Het lijkt meer een illusie, want Ajax lijkt tegen mindere tegenstanders die met hun goed recht inzakken, steevast moeite te hebben. De Boer probeert 'muren te breken' met aanpassingen in zijn basisformatie, door een valse spits erin te zetten of met een tien te spelen, maar als Ajax nog vijf keer tegen teams als FC Utrecht speelt, zorgt men vier keer voor een 2’tje of een 3’tje in de TOTO.
Ajax heeft minder moeite gehad dit seizoen met teams in de Eredivisie door iets opportunistischer te spelen. Dat houdt in: eerder een bal inbrengen, eerder een voorzet geven en simpelweg hopen op geluk. 'Dan moet hij een keer goed vallen', heeft De Boer meermaals in een interview gezegd. En als je na een snellere lange bal die weggewerkt wordt, druk op de bal kan houden, dan ontstaan kansen vanzelf. Het lukt tegen tegenstanders die doorgaans aanvallen en in de Arena verdedigen, maar het lukt niet tegen tegenstanders die elke week in een gesloten verdediging spelen.

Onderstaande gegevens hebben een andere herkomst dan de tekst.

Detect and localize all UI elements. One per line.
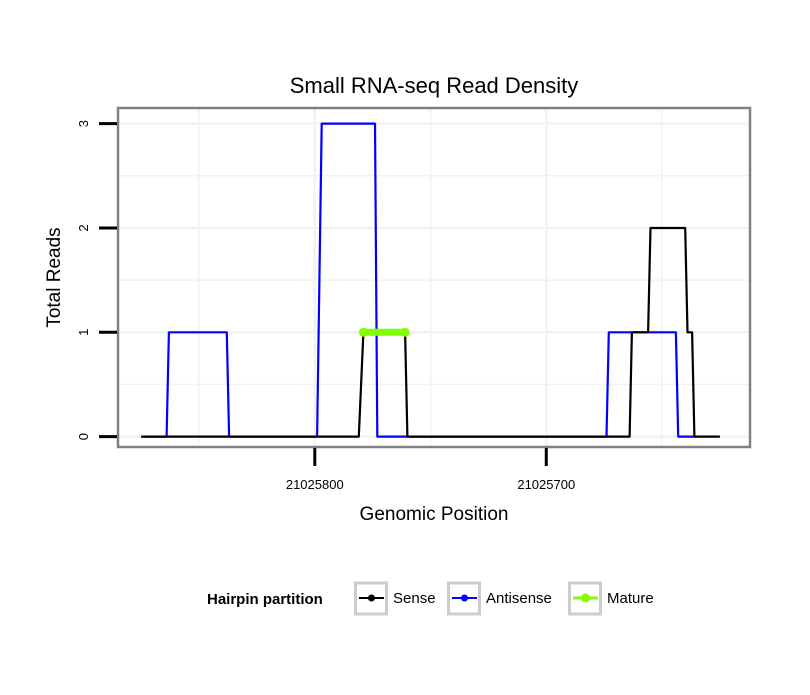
y-tick-label-3: 3 [76,120,91,127]
x-axis-label: Genomic Position [360,504,509,525]
x-tick-label-0: 21025800 [286,477,344,492]
mature-point-1 [400,327,410,337]
mature-point-0 [358,327,368,337]
legend-point-sense [368,594,375,602]
y-tick-label-0: 0 [76,433,91,440]
legend-point-mature [581,593,590,603]
panel-border [116,106,752,449]
y-tick-label-1: 1 [76,329,91,336]
y-axis-label: Total Reads [44,227,65,327]
series-line-antisense [141,122,697,438]
chart-title: Small RNA-seq Read Density [290,73,579,98]
legend-label-mature: Mature [607,590,654,607]
legend-point-antisense [461,594,468,602]
plot-panel [118,108,750,447]
y-tick-label-2: 2 [76,224,91,231]
legend-label-sense: Sense [393,590,436,607]
legend-title: Hairpin partition [207,591,323,608]
x-tick-label-1: 21025700 [517,477,575,492]
legend-label-antisense: Antisense [486,590,552,607]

Zo pakten Heracles Almelo, NEC en nu ook FC Utrecht een punt in de hoofdstad, door simpelweg te bepalen waar Ajax de bal had. De balcirculatie van de Amsterdammers was niet hoog genoeg, de spelers zijn te matig, het was een offday, het komt op zulke dagen allemaal voorbij. Wat niet voorbij komt is de tactische onkunde van de trainer zelf. Zondag ook weer. Ajax keek 85 minuten lang naar zijn eigen tomeloze rondspelen waardoor ze een fluitconcert veroorzaakten bij de supporters. Omdat de (rest)verdediging niet goed stond, scoorde de club uit De Domstad zelfs nog tweemaal. Maar na geluk werd De Boers tactische wanprestatie weer overschaduwd door de koppositie.
Je moet De Boer nageven dat hij in vijf-en-een-half jaar een vast plan heeft ontwikkeld, maar om compacte tegenstanders stuk te spelen, ontbreekt de tactische kennis. Daarom zit Ajax al jaren vast, daarom gaan aankopen niets oplossen en daarom komt Ajax niet verder in Europa. Het team ontwikkelt zich niet meer. En dan kan men denken dat het door de kwaliteit van de spelers komt, maar het talent in de selectie is immens en misschien wel beter dan de afgelopen jaren. Het speelplan moet echter kloppen. Alleen dan wint Ajax van Heracles, NEC en FC Utrecht. Misschien wel met flitsend, aanvallend, Ajax-voetbal. Als dat nog bestaat.